No animals yet, but we’re working on it!
Sweet Bay Farm is a small, 24-acre farm located in gorgeous St. Mary’s County in southern Maryland. Once a parcel of a large farm, it was row-cropped in tobacco for centuries and in soybeans most recently. As the new owners, we are focused on rebuilding the depleted soil so it can support fertile grasses, healthy animals, and a vibrant grass-fed farm business. In the long-term, we’re aiming to produce juicy gourmet-quality steaks on grass alone.
What We Value: Taste and Health
We love to eat! When we started eating all fresh foods from nearby farms, we couldn’t believe what we’d been missing for so long! The food tasted so much better, and our health and vitality improved very quickly.
That’s where it’s at for us – taste and health. We believe the two are intertwined and rooted in the soil. Just like wine producers speak of “terroir,” the taste of the land, we know that healthy, mineral-rich, fertile soil creates tastiness and nutrition.
Problem: Very Crappy Soil.
Problem is, starved soil produces some pretty bitter terroir! How do we make it better?
Being so close to the Potomac and Chesapeake Bay, our farm’s soil was probably naturally very sandy. It couldn’t hold on to nutrients and moisture as easily as nice clay loamy soils, but it probably had decent organic matter to make up for sandy soil’s shortcomings. But after centuries of hard tobacco farming, in 2008, we were looking at totally starved, dusty, crusty soil.

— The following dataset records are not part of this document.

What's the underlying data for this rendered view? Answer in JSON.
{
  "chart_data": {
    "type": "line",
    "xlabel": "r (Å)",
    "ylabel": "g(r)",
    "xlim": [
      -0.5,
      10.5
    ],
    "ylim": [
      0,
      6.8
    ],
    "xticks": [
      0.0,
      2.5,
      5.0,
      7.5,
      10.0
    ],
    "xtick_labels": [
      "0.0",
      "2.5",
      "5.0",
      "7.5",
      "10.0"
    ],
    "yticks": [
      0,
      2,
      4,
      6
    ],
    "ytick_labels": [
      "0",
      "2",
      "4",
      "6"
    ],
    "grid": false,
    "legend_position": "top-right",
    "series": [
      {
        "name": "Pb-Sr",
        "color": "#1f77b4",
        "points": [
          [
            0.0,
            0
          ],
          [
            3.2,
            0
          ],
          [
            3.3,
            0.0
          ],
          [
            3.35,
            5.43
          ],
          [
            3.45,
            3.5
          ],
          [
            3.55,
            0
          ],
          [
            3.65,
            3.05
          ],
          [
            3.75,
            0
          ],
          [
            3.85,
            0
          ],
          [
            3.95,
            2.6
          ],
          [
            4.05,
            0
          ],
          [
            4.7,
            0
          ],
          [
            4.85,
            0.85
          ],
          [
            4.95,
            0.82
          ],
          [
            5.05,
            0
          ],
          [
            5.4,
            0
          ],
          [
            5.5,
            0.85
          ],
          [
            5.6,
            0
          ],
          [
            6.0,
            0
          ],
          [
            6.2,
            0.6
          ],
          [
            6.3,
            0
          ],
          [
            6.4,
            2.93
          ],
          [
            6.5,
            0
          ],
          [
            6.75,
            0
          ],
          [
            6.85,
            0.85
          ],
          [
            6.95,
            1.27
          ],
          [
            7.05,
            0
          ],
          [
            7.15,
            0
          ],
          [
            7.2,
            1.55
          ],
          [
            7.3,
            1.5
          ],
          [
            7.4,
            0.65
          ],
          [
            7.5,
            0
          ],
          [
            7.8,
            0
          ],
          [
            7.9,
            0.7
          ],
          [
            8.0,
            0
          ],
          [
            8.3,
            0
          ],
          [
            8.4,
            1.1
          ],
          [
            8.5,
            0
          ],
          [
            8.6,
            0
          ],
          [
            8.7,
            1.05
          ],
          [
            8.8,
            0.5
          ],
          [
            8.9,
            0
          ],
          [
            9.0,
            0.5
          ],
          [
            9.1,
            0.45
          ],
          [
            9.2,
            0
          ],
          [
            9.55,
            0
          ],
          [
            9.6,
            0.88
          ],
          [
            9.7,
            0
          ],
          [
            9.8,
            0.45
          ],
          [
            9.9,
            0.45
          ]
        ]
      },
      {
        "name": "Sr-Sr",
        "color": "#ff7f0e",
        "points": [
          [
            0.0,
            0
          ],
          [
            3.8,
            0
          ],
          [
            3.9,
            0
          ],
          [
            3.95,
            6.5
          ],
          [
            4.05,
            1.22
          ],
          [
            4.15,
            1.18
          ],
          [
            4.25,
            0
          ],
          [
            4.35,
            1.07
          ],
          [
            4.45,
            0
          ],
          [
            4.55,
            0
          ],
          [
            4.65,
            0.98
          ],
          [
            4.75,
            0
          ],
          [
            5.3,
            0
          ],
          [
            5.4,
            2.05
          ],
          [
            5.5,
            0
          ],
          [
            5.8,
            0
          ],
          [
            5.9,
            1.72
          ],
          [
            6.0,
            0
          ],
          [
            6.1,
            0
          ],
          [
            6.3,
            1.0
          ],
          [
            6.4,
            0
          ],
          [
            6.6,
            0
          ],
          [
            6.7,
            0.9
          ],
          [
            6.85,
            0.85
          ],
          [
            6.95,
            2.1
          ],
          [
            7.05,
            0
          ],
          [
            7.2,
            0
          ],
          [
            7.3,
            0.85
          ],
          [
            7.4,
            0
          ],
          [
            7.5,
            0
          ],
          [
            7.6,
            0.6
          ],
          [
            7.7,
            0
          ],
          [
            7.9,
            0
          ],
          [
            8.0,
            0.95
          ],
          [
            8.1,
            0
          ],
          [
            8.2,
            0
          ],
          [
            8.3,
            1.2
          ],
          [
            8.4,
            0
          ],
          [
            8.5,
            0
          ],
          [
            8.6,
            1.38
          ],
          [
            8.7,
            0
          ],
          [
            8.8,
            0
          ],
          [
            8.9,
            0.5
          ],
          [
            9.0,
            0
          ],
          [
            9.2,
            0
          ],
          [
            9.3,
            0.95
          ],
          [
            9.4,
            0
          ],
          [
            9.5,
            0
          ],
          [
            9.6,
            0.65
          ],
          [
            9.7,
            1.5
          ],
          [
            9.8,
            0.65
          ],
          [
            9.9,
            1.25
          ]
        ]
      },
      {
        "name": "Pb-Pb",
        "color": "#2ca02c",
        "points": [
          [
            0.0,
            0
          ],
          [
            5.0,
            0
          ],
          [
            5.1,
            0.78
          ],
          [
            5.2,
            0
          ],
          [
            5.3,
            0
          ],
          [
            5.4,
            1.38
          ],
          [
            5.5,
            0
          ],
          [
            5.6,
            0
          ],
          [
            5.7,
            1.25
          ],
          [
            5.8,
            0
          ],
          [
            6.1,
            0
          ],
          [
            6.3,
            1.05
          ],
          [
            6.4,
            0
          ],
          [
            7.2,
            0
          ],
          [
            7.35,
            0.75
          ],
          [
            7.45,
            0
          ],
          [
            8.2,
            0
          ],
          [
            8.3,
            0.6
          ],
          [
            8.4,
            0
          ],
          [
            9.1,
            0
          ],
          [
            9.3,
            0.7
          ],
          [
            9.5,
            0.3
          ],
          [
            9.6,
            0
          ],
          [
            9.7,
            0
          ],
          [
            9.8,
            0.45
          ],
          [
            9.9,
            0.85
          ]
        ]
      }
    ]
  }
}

Remedy: No-Till Cover Crops
The housing bust crushed us pretty hard, so we’re still working our full time jobs in DC. So instead of getting animals right away, we’re improving the soil via cover crops. We plant diverse mixes of cover crops using a rented no-till drill, grow the plants tall, then mow-kill them before they make seed. Then we immediately plant another no-till, diverse cover crop into the soil. Repeat, repeat. Our fields are chock-full of beautiful, green plants 12 months out of the year.
Results have been very good! Our soil’s organic matter has risen from low 1% in 2008 to 3% in 2013. Our soil also seems to be functioning much better. One indication is our sorghum sudangrass (an infamous nitrogen hog) cover crop. We don’t spread any nitrogen fertilizer, but it grows lush, huge and deep-green in color. This makes us happy.
Sooooo…. we’re hoping all the cover crops are priming our soil to grow fantastic, high energy pasture grass in the future. And hopefully our future pastures will produce some excellently tasty gourmet grass-fed steaks.
In the meantime, if you’re interested in seeing how soil repairs itself, this blog’s for you!